Changing a database from one collation to another

Creating a database with a custom collation

ASA Database Administration Guide
International Languages and Character Sets
International language and character set tasks

Changing a database from one collation to another

Changing your database from one collation to another may be a good idea for any number of reasons. It can be especially useful, for example, when:

you want to avoid character set translation across your setup.
the characters in your database don't match the collation in your database. Using the same character set defined in your database is especially important for sorting purposes.
you want to use a different character set. You may, for example, want to move from an OEM character set to a Windows character set.

Simply modifying the collation in an existing database is not permitted, since it would invalidate all the indexes for that database.
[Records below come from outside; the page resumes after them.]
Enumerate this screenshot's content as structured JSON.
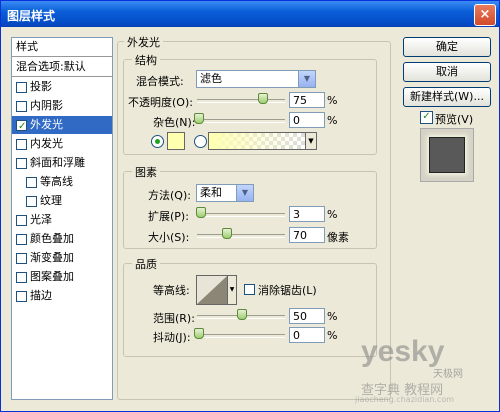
{
  "window": {
    "title": "图层样式",
    "close_label": "×"
  },
  "sidebar": {
    "items": [
      {
        "label": "样式"
      },
      {
        "label": "混合选项:默认"
      },
      {
        "label": "投影",
        "checked": false
      },
      {
        "label": "内阴影",
        "checked": false
      },
      {
        "label": "外发光",
        "checked": true
      },
      {
        "label": "内发光",
        "checked": false
      },
      {
        "label": "斜面和浮雕",
        "checked": false
      },
      {
        "label": "等高线",
        "checked": false
      },
      {
        "label": "纹理",
        "checked": false
      },
      {
        "label": "光泽",
        "checked": false
      },
      {
        "label": "颜色叠加",
        "checked": false
      },
      {
        "label": "渐变叠加",
        "checked": false
      },
      {
        "label": "图案叠加",
        "checked": false
      },
      {
        "label": "描边",
        "checked": false
      }
    ]
  },
  "outer_glow": {
    "title": "外发光",
    "structure": {
      "title": "结构",
      "blend_mode_label": "混合模式:",
      "blend_mode_value": "滤色",
      "opacity_label": "不透明度(O):",
      "opacity_value": "75",
      "opacity_unit": "%",
      "noise_label": "杂色(N):",
      "noise_value": "0",
      "noise_unit": "%"
    },
    "elements": {
      "title": "图素",
      "method_label": "方法(Q):",
      "method_value": "柔和",
      "spread_label": "扩展(P):",
      "spread_value": "3",
      "spread_unit": "%",
      "size_label": "大小(S):",
      "size_value": "70",
      "size_unit": "像素"
    },
    "quality": {
      "title": "品质",
      "contour_label": "等高线:",
      "antialias_label": "消除锯齿(L)",
      "range_label": "范围(R):",
      "range_value": "50",
      "range_unit": "%",
      "jitter_label": "抖动(J):",
      "jitter_value": "0",
      "jitter_unit": "%"
    }
  },
  "buttons": {
    "ok": "确定",
    "cancel": "取消",
    "new_style": "新建样式(W)...",
    "preview_label": "预览(V)"
  },
  "watermark": {
    "brand": "yesky",
    "sub": "天极网",
    "site": "jiaocheng.chazidian.com",
    "label": "查字典 教程网"
  },
  "colors": {
    "glow_color": "#ffffb0",
    "selection": "#316ac5"
  }
}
In order to change the collation for a database, you must rebuild the database. Rebuilding a database creates a new database with new settings (including collation settings), using the old database's data.

When you change the collation for a database, there are two main scenarios to consider. The difference between the two lies in whether the character set of the data needs to be changed.

Example 1

In the first example, only the collation needs to be changed. The data should not change character sets. To resolve the collation issue, you need to rebuild the database with new collation settings using the old data.
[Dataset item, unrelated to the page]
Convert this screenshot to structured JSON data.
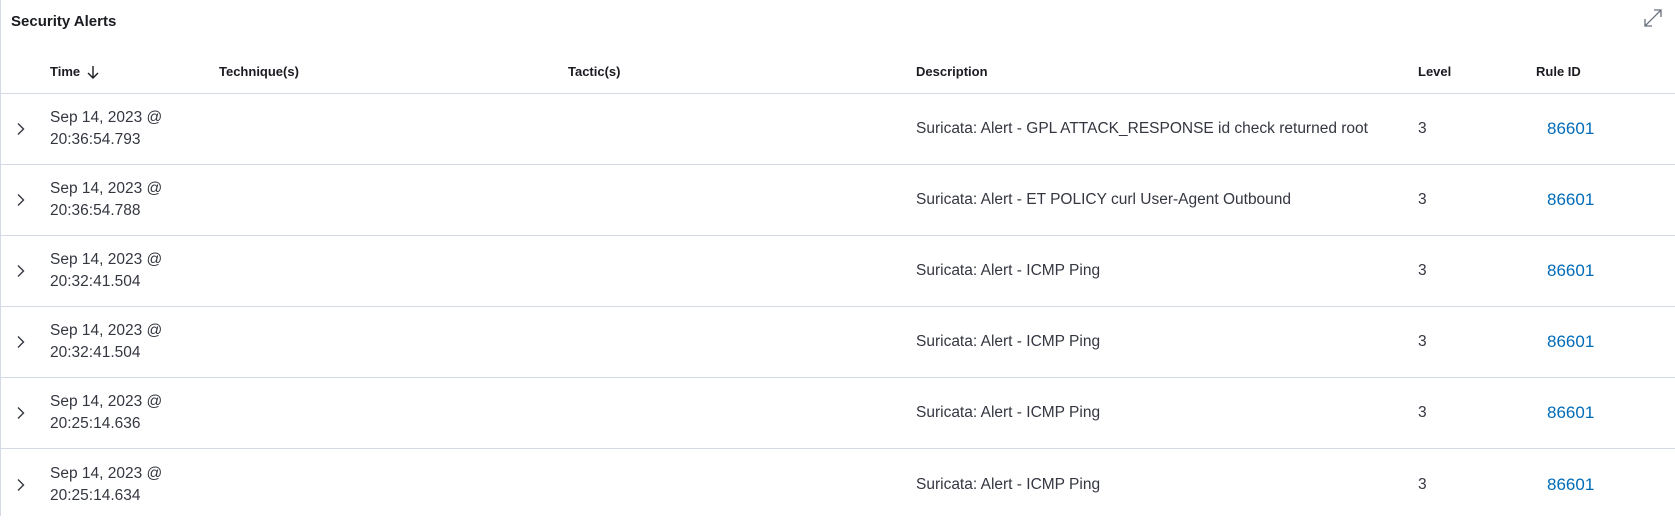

In an English environment, consider an old database using the 850LATIN1 collation. If the database contains data inserted from a Windows 'windowed' application, it is likely that the data is actually from the CP1252 character set, which does not match CP850 used by the 850LATIN1 collation. This situation will often be discovered when an ORDER BY clause seems to sort accented characters incorrectly. To correct this problem, you would create a new database using the 1252LATIN1 collation, and move the data from the old database to the new database without translation, since the data is already in the character set (CP1252) that matches the new database's collation.

The simplest way to ensure that translation does not occur is to start the server with the -ct- option. Then, rebuild the database normally.
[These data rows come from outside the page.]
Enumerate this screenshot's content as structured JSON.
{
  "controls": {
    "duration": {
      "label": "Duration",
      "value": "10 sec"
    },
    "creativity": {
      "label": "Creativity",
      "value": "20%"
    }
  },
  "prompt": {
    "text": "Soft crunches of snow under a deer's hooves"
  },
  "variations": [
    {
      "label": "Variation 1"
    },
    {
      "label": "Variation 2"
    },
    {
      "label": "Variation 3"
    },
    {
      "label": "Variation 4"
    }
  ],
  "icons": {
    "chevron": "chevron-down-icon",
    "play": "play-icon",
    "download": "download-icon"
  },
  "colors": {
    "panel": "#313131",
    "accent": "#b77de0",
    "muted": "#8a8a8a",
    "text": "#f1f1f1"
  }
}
For more information about rebuilding a database, see Rebuilding databases.

For more information about specifying collations when creating databases, see Creating a database with a named collation.

Example 2

In the second situation, both the collation and the character set need to be changed. To resolve the collation and character set issues, you need to rebuild the database with the new collation settings, and change the character set of the data.

Suppose that the 850LATIN1 database had been used properly such that it contains characters from the CP850 character set. However, you want to update both the collation and the character set, perhaps to avoid character set translation. You would create a new database using 1252LATIN1, and move the data from the old database to the new database with translation, thus converting the CP850 characters to CP1252.

The translation of the database data from one character set to another occurs using the client-server translation feature of the server, which translates the character data during the communication between the client application and the server. The database's collation determines the character set for the database server side of the communication. The locale of the operating system determines the client's default character set, however, the client's character set can be overridden by the CharSet (CS) connection parameter.

For more information about the CharSet (CS) connection parameter, see CharSet connection parameter [CS].

Since character set translation takes place during the communication between the client application and the server, an external unload or reload is necessary. An internal unload and reload does not do character set translation. Similarly, if character set translation occurs in both the unload and the reload steps, you perform the translation and then immediately undo the translation and still end up where you began. Character set translation can occur in either the unload or the reload steps, but not in both.

To convert a database from one collation to another, and translate the data's character set (using translation on reload)

Unload the data from the source database.

You can use the Unload utility to produce a reload.SQL file and a set of data files in the character set of the source database. Since we do not want any translation during this phase, ensure that character set translation is not enabled on the server running the source database. For servers before version 8, ensure that -ct is not specified. If you are using a server that is version 8 or higher, ensure that -ct- (no character set translation) is specified when the server is started.

If the unload/reload is occurring on a single machine, use the -ix option to do an internal unload and an external reload. If the unload/reload occurs across machines, use the Unload utility with the -xx option to force an external unload and an external reload.

Remember that an "external" unload or reload means that an application (dbunload and DBISQL) opens a cursor on the database and either reads or writes the data to disk. Character set translation occurs. An "internal" unload or reload means that an UNLOAD TABLE or LOAD TABLE is used so that the server reads or writes the data itself. Character set translation does not occur.

If you want to unload data from specific tables, use the -t option, or the Interactive SQL OUTPUT statement.

For more information on the Unload utility, see The Unload utility.
Create a target database with the appropriate collation using the Initialization utility including the -z option to specify the collation sequence for the target database.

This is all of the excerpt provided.